Kris, M.G., Hesketh, P.J., Somerfield, M.R., Feyer, P., Clark-Snow, R., … Grunberg, S.M. (2006). American Society of Clinical Oncology guideline for antiemetics in oncology: Update 2006. Journal of Clinical Oncology, 24(18), 2932–2947.

Purpose & Patient Population

To update the 1999 American Society of Clinical Oncology (ASCO) guideline for antiemetics in oncology 

Type of Resource/Evidence-Based Process

The update committee reviewed studies identified through a literature search.

Databases searched were MEDLINE, the National Library of Medicine, and the Cochrane Collaboration Library (1998-Feb. 2006).

Studies were included if they were phase II and III randomized, controlled trials.

The search identified the following studies.

  • Systematic reviews and meta-analysis on neurokinin 1 (NK1) receptor antagonists in the prevention of chemotherapy-induced nausea and vomiting (CINV) related to high-dose chemotherapy
  • A meta-analysis of randomized trials assessing the efficacy of dexamethasone in controlling CINV
  • Three systematic reviews and meta-analyses of 5-hydroxytryptamine 3 (5-HT3) receptor antagonists

Additional materials provided to the committee were

  • Two additional systematic reviews available prepublication from the Cancer Care Ontario Program in Evidence-Based Care
  • Consensus statements and guidelines from Multinational Association of Supportive Care in Cancer (MASCC).

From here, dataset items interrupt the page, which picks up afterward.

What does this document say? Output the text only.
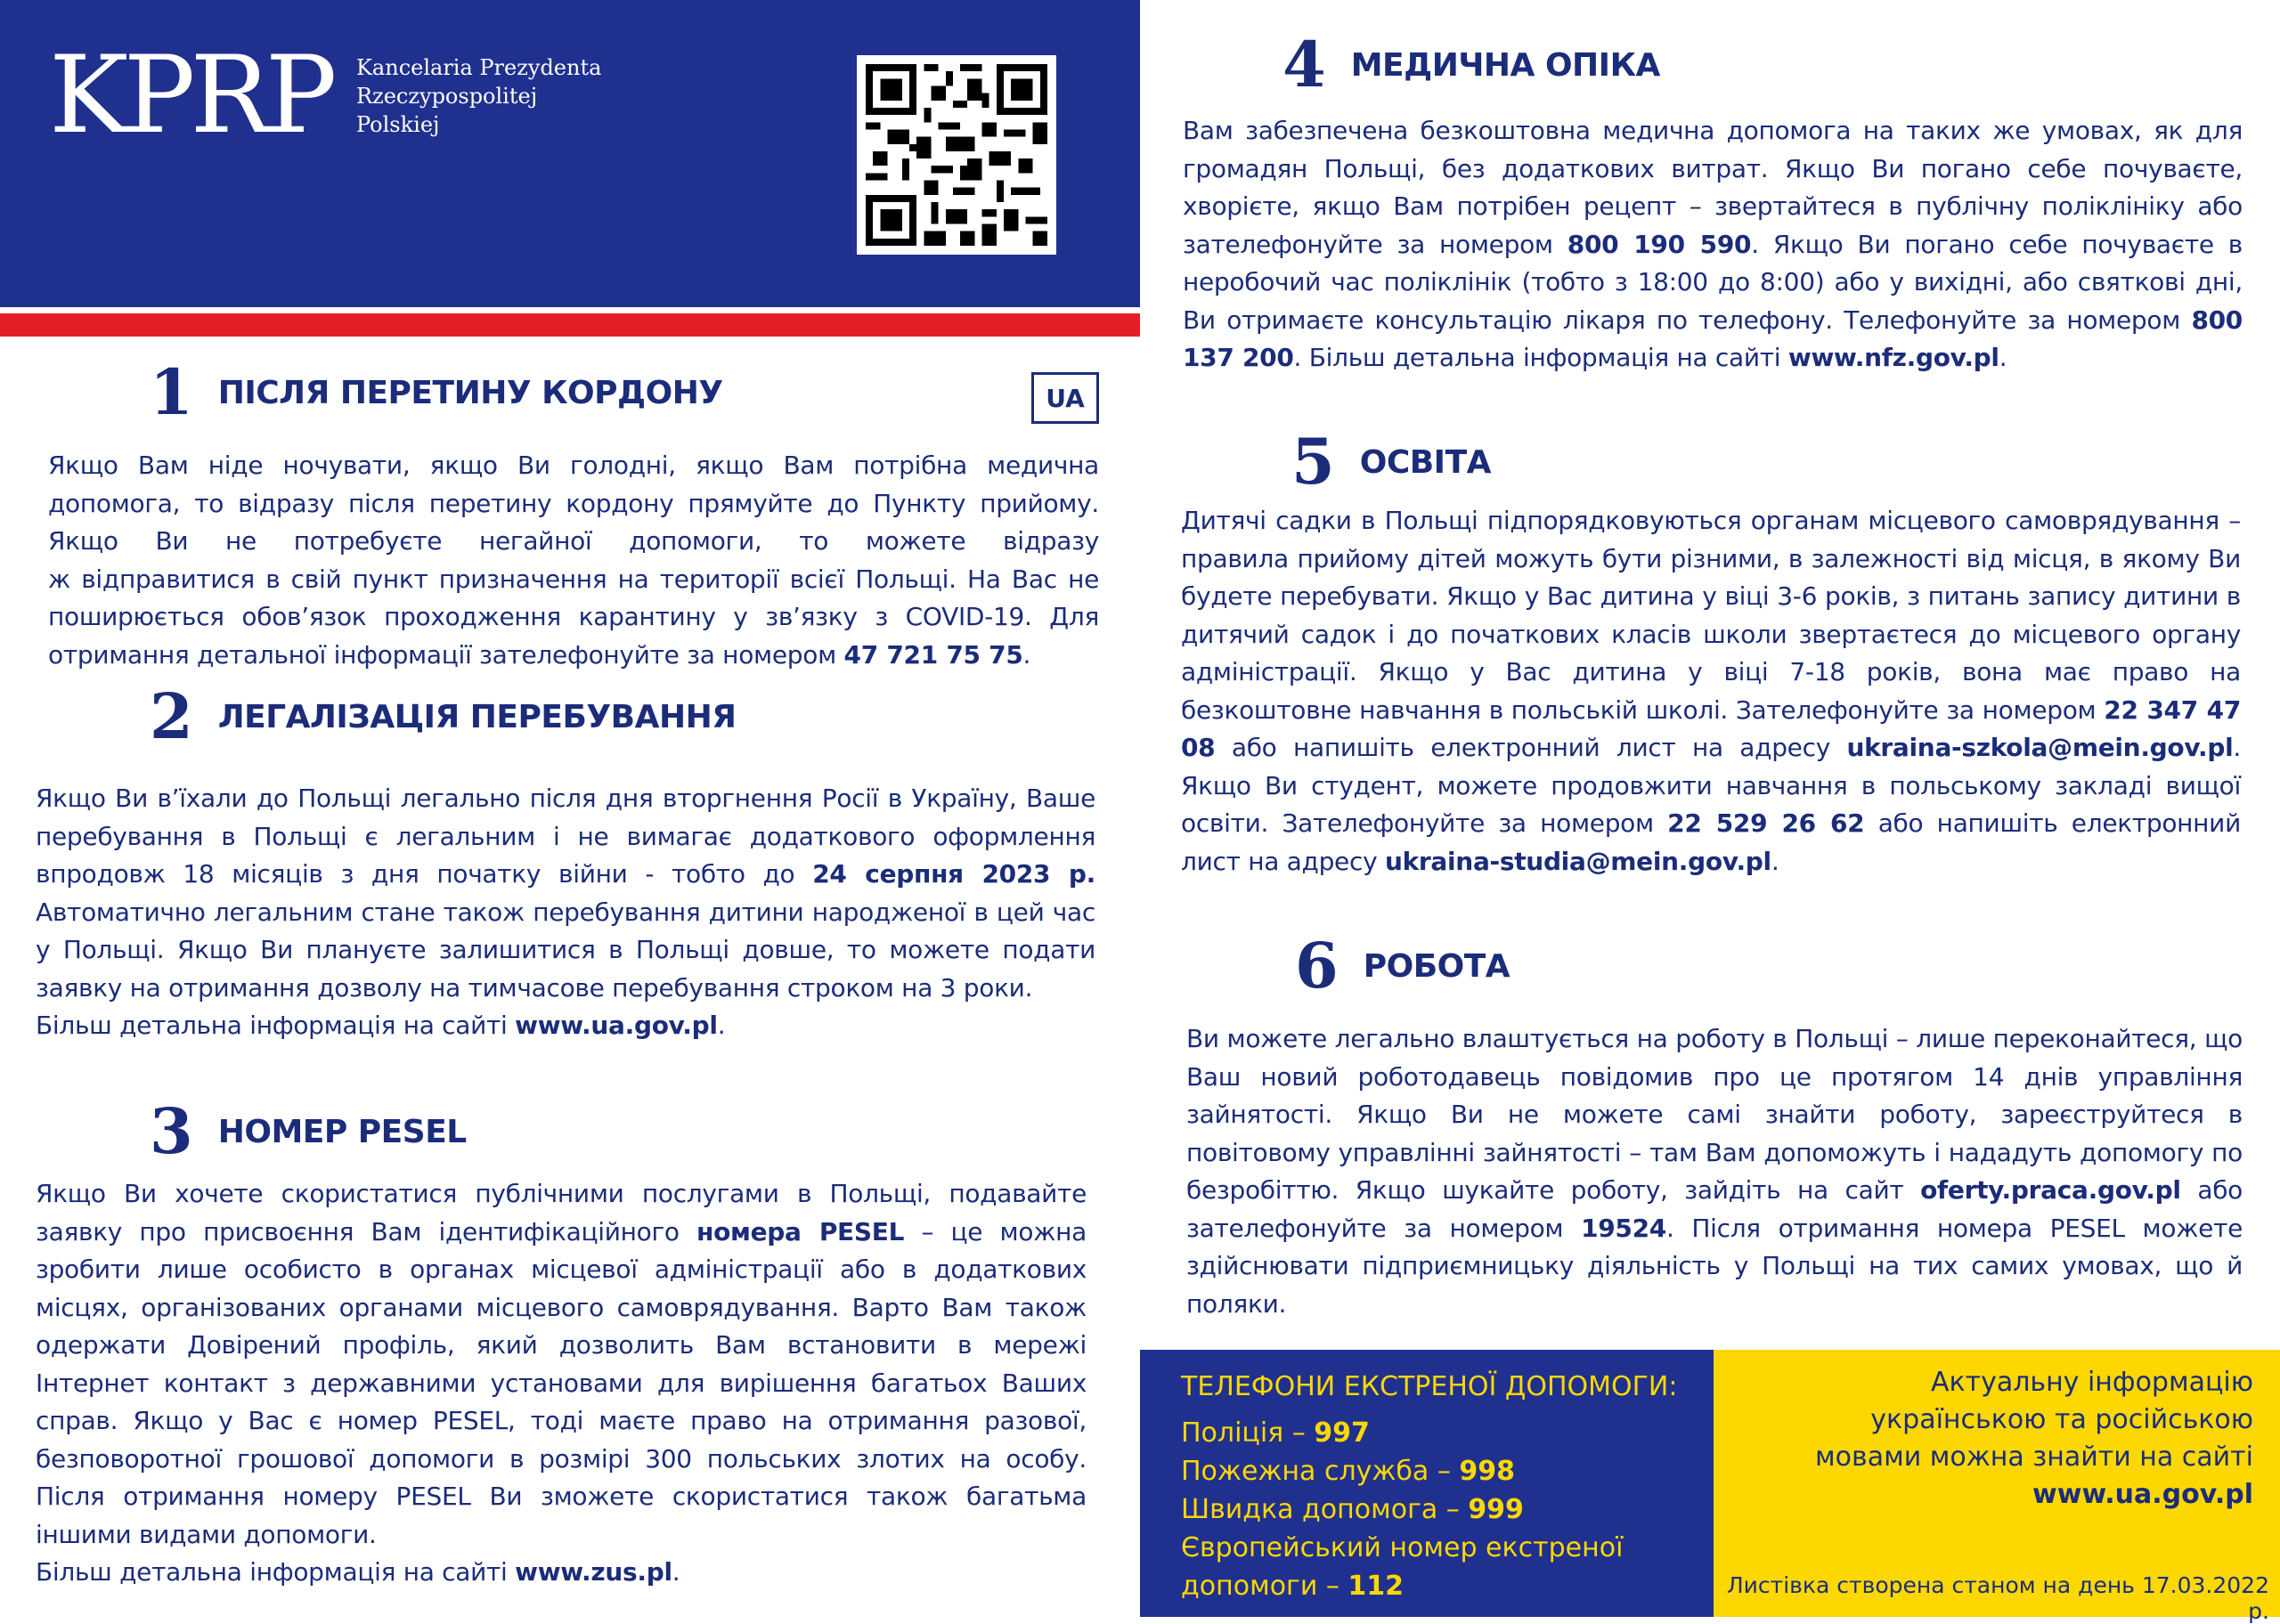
KPRP Kancelaria Prezydenta
Rzeczypospolitej
Polskiej
1 ПІСЛЯ ПЕРЕТИНУ КОРДОНУ	UA
Якщо Вам ніде ночувати, якщо Ви голодні, якщо Вам потрібна медична
допомога, то відразу після перетину кордону прямуйте до Пункту прийому.
Якщо Ви не потребуєте негайної допомоги, то можете відразу
ж відправитися в свій пункт призначення на території всієї Польщі. На Вас не
поширюється обов’язок проходження карантину у зв’язку з COVID-19. Для
отримання детальної інформації зателефонуйте за номером 47 721 75 75.
2 ЛЕГАЛІЗАЦІЯ ПЕРЕБУВАННЯ
Якщо Ви в’їхали до Польщі легально після дня вторгнення Росії в Україну, Ваше перебування в Польщі є легальним і не вимагає додаткового оформлення впродовж 18 місяців з дня початку війни - тобто до 24 серпня 2023 р. Автоматично легальним стане також перебування дитини народженої в цей час у Польщі. Якщо Ви плануєте залишитися в Польщі довше, то можете подати заявку на отримання дозволу на тимчасове перебування строком на 3 роки.
Більш детальна інформація на сайті www.ua.gov.pl.
3 НОМЕР PESEL
Якщо Ви хочете скористатися публічними послугами в Польщі, подавайте заявку про присвоєння Вам ідентифікаційного номера PESEL – це можна зробити лише особисто в органах місцевої адміністрації або в додаткових місцях, організованих органами місцевого самоврядування. Варто Вам також одержати Довірений профіль, який дозволить Вам встановити в мережі Інтернет контакт з державними установами для вирішення багатьох Ваших справ. Якщо у Вас є номер PESEL, тоді маєте право на отримання разової, безповоротної грошової допомоги в розмірі 300 польських злотих на особу. Після отримання номеру PESEL Ви зможете скористатися також багатьма іншими видами допомоги.
Більш детальна інформація на сайті www.zus.pl.
4 МЕДИЧНА ОПІКА
Вам забезпечена безкоштовна медична допомога на таких же умовах, як для громадян Польщі, без додаткових витрат. Якщо Ви погано себе почуваєте, хворієте, якщо Вам потрібен рецепт – звертайтеся в публічну поліклініку або зателефонуйте за номером 800 190 590. Якщо Ви погано себе почуваєте в неробочий час поліклінік (тобто з 18:00 до 8:00) або у вихідні, або святкові дні, Ви отримаєте консультацію лікаря по телефону. Телефонуйте за номером 800 137 200. Більш детальна інформація на сайті www.nfz.gov.pl.
5 ОСВІТА
Дитячі садки в Польщі підпорядковуються органам місцевого самоврядування – правила прийому дітей можуть бути різними, в залежності від місця, в якому Ви будете перебувати. Якщо у Вас дитина у віці 3-6 років, з питань запису дитини в дитячий садок і до початкових класів школи звертаєтеся до місцевого органу адміністрації. Якщо у Вас дитина у віці 7-18 років, вона має право на безкоштовне навчання в польській школі. Зателефонуйте за номером 22 347 47 08 або напишіть електронний лист на адресу ukraina-szkola@mein.gov.pl. Якщо Ви студент, можете продовжити навчання в польському закладі вищої освіти. Зателефонуйте за номером 22 529 26 62 або напишіть електронний лист на адресу ukraina-studia@mein.gov.pl.
6 РОБОТА
Ви можете легально влаштується на роботу в Польщі – лише переконайтеся, що Ваш новий роботодавець повідомив про це протягом 14 днів управління зайнятості. Якщо Ви не можете самі знайти роботу, зареєструйтеся в повітовому управлінні зайнятості – там Вам допоможуть і нададуть допомогу по безробіттю. Якщо шукайте роботу, зайдіть на сайт oferty.praca.gov.pl або зателефонуйте за номером 19524. Після отримання номера PESEL можете здійснювати підприємницьку діяльність у Польщі на тих самих умовах, що й поляки.
ТЕЛЕФОНИ ЕКСТРЕНОЇ ДОПОМОГИ:
Поліція – 997
Пожежна служба – 998
Швидка допомога – 999
Європейський номер екстреної допомоги – 112
Актуальну інформацію
українською та російською
мовами можна знайти на сайті
www.ua.gov.pl
Листівка створена станом на день 17.03.2022 р.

Guidelines & Recommendations

  • The combination of 5-HT3 receptor antagonist, dexamethasone, and aprepitant is recommended before highly emetogenic chemotherapy (HEC). This combination is recommended for patients receiving an anthracycline and cychlophosphamide. At equivalent doses for the prevention of acute emesis, 5-HT3 receptor antagonists have equivalent safety and efficacy. 
  • For patients receiving HEC, antiemetic agents of lower therapeutic index are not an appropriate first choice. Agents with lower therapeutic index should be used in patients who are unable to take to a 5-HT3 receptor antagonist, dexamethasone, and aprepitant because of allergy or side effects or for whom these agents have been ineffective.
  • For patients receiving moderately emetogenic chemotherapy (MEC), a combination of a 5-HT3 receptor antagonist and dexamethasone is recommended.
  • In patients receiving cisplatin and all other agents of high emetic risk, the combination of aprepitant and dexamethasone is recommended for the prevention of delayed emesis.
  • The combination of a 5-HT3 receptor antagonist and dexamethasone is no longer a recommendation for the prevention of delayed emesis after HEC.
  • The recommendation to lower the dose of dexamethasone when administered as an antiemetic with aprepitant does not apply to corticosteroids for anticancer therapy.